Deve cioè portare prove o quantomeno indizi che in complessi diversi da quelli indicati si stia lavorando su questioni che in qualche modo abbiano a che vedere con il nucleare.
Le sollecitazioni della Halley invece, spiegano fonti dall’Agenzia, non avevano alcun fondamento reale: non erano cioè confortate da documentazioni specifiche o report d’intelligence.

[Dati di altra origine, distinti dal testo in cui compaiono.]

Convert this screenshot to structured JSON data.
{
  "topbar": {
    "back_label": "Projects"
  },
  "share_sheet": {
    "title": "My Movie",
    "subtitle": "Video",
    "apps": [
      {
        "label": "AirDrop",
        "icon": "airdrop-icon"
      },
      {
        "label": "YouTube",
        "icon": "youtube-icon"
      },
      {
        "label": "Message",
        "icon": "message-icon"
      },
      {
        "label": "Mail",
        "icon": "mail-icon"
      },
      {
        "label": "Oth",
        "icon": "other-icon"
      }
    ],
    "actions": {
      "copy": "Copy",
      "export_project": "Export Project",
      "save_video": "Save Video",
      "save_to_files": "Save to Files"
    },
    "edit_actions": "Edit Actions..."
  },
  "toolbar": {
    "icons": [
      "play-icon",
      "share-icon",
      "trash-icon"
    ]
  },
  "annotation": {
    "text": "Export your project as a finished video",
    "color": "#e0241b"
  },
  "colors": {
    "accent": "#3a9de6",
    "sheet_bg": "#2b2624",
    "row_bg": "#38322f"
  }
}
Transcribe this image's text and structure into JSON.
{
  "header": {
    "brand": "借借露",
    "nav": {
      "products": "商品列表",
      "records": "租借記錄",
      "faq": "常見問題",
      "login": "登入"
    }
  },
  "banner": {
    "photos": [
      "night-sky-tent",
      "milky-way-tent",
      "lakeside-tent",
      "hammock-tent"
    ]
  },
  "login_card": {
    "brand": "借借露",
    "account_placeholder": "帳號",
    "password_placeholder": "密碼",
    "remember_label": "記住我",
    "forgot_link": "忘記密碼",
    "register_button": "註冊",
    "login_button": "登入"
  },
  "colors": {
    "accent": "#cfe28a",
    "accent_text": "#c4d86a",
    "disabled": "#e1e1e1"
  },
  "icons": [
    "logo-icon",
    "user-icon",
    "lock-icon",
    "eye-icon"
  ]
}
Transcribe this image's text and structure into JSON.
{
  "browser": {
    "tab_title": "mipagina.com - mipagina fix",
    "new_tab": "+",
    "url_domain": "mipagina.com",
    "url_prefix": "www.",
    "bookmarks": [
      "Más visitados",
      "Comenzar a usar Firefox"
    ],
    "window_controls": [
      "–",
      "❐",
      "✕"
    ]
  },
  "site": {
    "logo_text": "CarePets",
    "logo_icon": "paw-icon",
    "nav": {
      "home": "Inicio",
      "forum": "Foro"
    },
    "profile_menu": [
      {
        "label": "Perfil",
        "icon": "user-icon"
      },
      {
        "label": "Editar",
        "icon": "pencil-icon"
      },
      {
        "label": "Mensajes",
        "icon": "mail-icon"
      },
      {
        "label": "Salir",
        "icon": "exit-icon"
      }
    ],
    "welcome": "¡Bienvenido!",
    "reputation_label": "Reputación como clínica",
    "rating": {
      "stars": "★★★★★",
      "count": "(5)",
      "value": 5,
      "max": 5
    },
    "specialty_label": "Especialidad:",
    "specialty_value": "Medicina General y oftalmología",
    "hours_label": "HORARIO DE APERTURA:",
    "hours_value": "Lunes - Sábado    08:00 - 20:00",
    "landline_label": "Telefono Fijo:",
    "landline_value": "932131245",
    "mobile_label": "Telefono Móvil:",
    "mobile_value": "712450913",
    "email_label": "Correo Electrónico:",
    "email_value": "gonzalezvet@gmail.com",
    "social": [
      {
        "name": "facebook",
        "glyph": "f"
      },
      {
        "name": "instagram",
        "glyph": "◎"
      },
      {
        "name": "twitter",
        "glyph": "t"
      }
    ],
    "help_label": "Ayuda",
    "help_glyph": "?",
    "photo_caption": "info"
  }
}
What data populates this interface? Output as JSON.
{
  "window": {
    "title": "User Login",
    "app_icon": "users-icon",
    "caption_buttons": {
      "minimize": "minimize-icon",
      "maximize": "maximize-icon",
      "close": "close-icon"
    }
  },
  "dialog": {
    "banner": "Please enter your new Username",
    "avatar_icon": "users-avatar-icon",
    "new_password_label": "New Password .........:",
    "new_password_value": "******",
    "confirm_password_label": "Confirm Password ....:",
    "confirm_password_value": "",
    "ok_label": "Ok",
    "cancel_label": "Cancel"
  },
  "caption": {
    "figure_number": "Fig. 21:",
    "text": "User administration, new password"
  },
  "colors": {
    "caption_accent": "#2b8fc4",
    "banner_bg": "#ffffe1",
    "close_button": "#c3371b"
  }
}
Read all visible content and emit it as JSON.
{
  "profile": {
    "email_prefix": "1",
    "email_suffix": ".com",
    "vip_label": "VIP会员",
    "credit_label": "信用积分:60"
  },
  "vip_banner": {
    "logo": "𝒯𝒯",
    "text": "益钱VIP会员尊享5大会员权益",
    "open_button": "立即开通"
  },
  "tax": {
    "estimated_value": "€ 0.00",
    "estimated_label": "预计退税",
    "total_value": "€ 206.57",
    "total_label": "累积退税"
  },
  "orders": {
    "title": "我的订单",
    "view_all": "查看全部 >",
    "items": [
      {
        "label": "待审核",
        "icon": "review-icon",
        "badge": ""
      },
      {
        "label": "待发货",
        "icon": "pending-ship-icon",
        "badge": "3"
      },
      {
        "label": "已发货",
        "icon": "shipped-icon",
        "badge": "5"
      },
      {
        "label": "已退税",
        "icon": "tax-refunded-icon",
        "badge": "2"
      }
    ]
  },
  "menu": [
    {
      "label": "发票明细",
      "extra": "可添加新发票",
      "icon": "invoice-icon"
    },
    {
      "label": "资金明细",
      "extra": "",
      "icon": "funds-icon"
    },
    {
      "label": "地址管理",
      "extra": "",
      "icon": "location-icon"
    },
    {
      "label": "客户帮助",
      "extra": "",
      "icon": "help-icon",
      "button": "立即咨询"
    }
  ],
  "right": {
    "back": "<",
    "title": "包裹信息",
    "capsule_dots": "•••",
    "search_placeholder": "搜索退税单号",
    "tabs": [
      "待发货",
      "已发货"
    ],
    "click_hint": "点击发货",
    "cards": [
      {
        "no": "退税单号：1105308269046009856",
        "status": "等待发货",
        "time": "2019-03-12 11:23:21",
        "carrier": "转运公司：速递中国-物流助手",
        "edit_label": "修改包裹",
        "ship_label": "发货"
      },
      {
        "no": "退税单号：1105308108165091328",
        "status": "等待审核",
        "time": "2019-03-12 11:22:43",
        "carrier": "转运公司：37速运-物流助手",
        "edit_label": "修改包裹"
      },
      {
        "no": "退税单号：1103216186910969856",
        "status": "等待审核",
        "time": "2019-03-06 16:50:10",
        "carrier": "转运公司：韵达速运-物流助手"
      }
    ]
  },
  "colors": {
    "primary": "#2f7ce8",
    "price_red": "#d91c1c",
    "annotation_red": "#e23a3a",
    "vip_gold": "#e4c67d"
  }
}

Insomma una richiesta tanto vaga quanto pretestuosa (sul punto vedi al Monitor).
Tanto che ha suscitato anche la reazione irritata del responsabile dell’Aiea, il quale ha dichiarato che se gli Stati Uniti vogliono far saltare l’accordo lo facciano, ma noi «non vogliamo dar loro una scusa».
Evidentemente l’Agenzia atomica non vuole essere coinvolta nel processo di destabilizzazione che l’eventuale denuncia del trattato innescherebbe in Medio oriente.
Non vuol ripetere cioè quanto accadde ai tempi dell’invasione americana in Iraq, che ebbe la benedizione delle Nazioni Unite, convinte da Washington dell’esistenza di armi di distruzione di massa in mano a Saddam Hussein (la famosa provetta di antrace mostrata da Colin Powell in mondovisione).
Oltre ad alimentare l’incendio che divampa in Medio oriente, già fin troppo ardente, l’iniziativa americana potrebbe creare una nuova incrinatura nei rapporti tra gli Stati Uniti e l’Europa.
Quest’ultima ha subito con certa inquietudine le ultime sanzioni americane contro la Russia, che colpiscono duramente anche l’economia, e non solo, dell’Unione europea (sul punto vedi Piccolenote).
Più che probabile che un’eventuale denuncia dell’accordo da parte americana sia accompagnata da sanzioni verso quei Paesi e quelle società che proprio grazie ad esso in questi anni hanno intrecciato proficui rapporti commerciali con Teheran (tra cui Stati e imprese del Vecchio continente).
Per questo, quando il presidente francese Emmanuel Macron recentemente ha voluto riaffermare l’utilità dell’accordo, sembrava si facesse portavoce di istanze condivise in ambito Ue, la quale subirebbe un danno non da poco dall’eventuale voltafaccia americano.
Le spinte per far saltare l’accordo sono fortissime: ad oggi Trump non lo ha fatto. E, pur non lesinando in critiche, lo ha tacitamente ratificato. Ma il vento ostativo sta rafforzando. Non va bene.